The prow touched; as he shipped the oars he felt another tug, and looked behind him to see Carol hauling at the painter. She helped him ashore and said good morning. “Good morning,” he said, and they shared a swift hug. “Beautiful day,” he said. “You too.” She was, yes; twenty years now, but given half a chance he would not tire of it. He squeezed her happily here and there. “Oh dear,” she laughed, dodging away.

“I know,” he said, “I know, they're all lined up at the windows watching.” This morning he did not mind. They would catch Coughlin and the baby would improve and soon the family would assemble for a noble breakfast, champagne perhaps, and they would turn down a glass for Joe. Benny thought he might try to be a good doctor and a loving husband.
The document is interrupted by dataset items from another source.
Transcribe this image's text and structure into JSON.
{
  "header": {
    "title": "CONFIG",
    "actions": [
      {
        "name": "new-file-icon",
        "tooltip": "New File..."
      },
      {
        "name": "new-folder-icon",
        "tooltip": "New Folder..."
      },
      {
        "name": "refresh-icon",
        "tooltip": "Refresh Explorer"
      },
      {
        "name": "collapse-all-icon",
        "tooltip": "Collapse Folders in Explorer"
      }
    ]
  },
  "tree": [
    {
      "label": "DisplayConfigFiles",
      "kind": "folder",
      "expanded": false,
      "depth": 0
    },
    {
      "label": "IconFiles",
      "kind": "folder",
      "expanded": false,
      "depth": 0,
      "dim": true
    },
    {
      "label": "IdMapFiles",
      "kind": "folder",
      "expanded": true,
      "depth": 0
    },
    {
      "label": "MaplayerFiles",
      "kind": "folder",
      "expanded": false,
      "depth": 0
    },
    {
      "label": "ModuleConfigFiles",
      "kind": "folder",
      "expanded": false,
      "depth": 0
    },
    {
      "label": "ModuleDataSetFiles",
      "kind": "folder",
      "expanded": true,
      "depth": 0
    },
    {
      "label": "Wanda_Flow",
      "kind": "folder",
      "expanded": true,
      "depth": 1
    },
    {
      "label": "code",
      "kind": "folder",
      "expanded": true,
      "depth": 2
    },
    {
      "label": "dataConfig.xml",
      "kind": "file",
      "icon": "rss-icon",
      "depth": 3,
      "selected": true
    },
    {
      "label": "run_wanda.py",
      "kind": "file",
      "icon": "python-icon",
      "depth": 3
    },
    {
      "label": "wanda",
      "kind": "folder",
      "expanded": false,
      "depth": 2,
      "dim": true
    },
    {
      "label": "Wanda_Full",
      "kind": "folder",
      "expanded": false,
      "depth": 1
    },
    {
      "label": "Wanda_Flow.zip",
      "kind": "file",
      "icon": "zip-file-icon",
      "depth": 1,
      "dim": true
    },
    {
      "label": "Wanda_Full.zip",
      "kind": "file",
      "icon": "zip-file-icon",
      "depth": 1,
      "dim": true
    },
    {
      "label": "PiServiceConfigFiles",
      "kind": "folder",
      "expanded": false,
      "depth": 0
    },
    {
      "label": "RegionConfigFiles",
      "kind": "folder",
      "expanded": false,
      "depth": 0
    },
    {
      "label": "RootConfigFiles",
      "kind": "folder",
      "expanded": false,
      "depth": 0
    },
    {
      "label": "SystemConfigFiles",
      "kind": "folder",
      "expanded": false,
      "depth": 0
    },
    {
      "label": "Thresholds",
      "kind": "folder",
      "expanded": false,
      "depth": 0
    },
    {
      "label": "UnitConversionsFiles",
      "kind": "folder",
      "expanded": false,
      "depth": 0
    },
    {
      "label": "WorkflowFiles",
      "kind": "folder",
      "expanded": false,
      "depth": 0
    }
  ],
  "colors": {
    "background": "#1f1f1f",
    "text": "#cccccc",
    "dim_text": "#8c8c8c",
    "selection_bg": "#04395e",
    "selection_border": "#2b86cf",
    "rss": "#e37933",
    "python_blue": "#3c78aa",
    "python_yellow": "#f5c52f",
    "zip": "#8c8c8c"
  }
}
They walked on the lawn with the sun in their eyes, and Benny slipped into his jacket and blinked cheerfully, and laid a happy hand on Carol's far hip. She slipped her arm inside his and hooked her thumb on the back of his belt, and he bumped her near hip slyly with his own. Benny was forty-six years old and for a moment wanted desperately to be twenty-two. But the moment passed and did not sadden him.

“What was in the nest?”

“Well,” he said, “a little fellow in a pointed hat with stars and moons all over it. He said I was going to make a long voyage by water, and at the end of it there would be a beautiful princess with blue eyes and black hair, and we'd have twenty-four children and you'd be a good round woman and nurse them at the blacksmith's picnic.”

Their shoes scattered the dew in tiny showers. They turned up the slope toward the house.

“Benny,” she said, “I'm sorry, but I have to ask.”

He knew but waited.

Her hand pressed his back, her head his shoulder: “Benny, is that baby yours?”

He smiled upon her with love. “Carol, Carol,” he said, “they're all mine.”

He stumbled then, and fell heavily, so that the pain was sharp, he seemed to have fallen on his chest, and Carol had gripped his arm, much too tightly; he wanted to call out to her and ask her to ease her grip. His face was pressed into the wet grass, and the blades of grass were gigantic; there was one directly before his eyes, a gigantic bowed blade of grass with a single swollen drop of dew perched upon it, shot with all the colors of all the rainbows he had ever seen. He thought of nothing and no one. He heard his name called, a high, quavering morning cry; and that was all.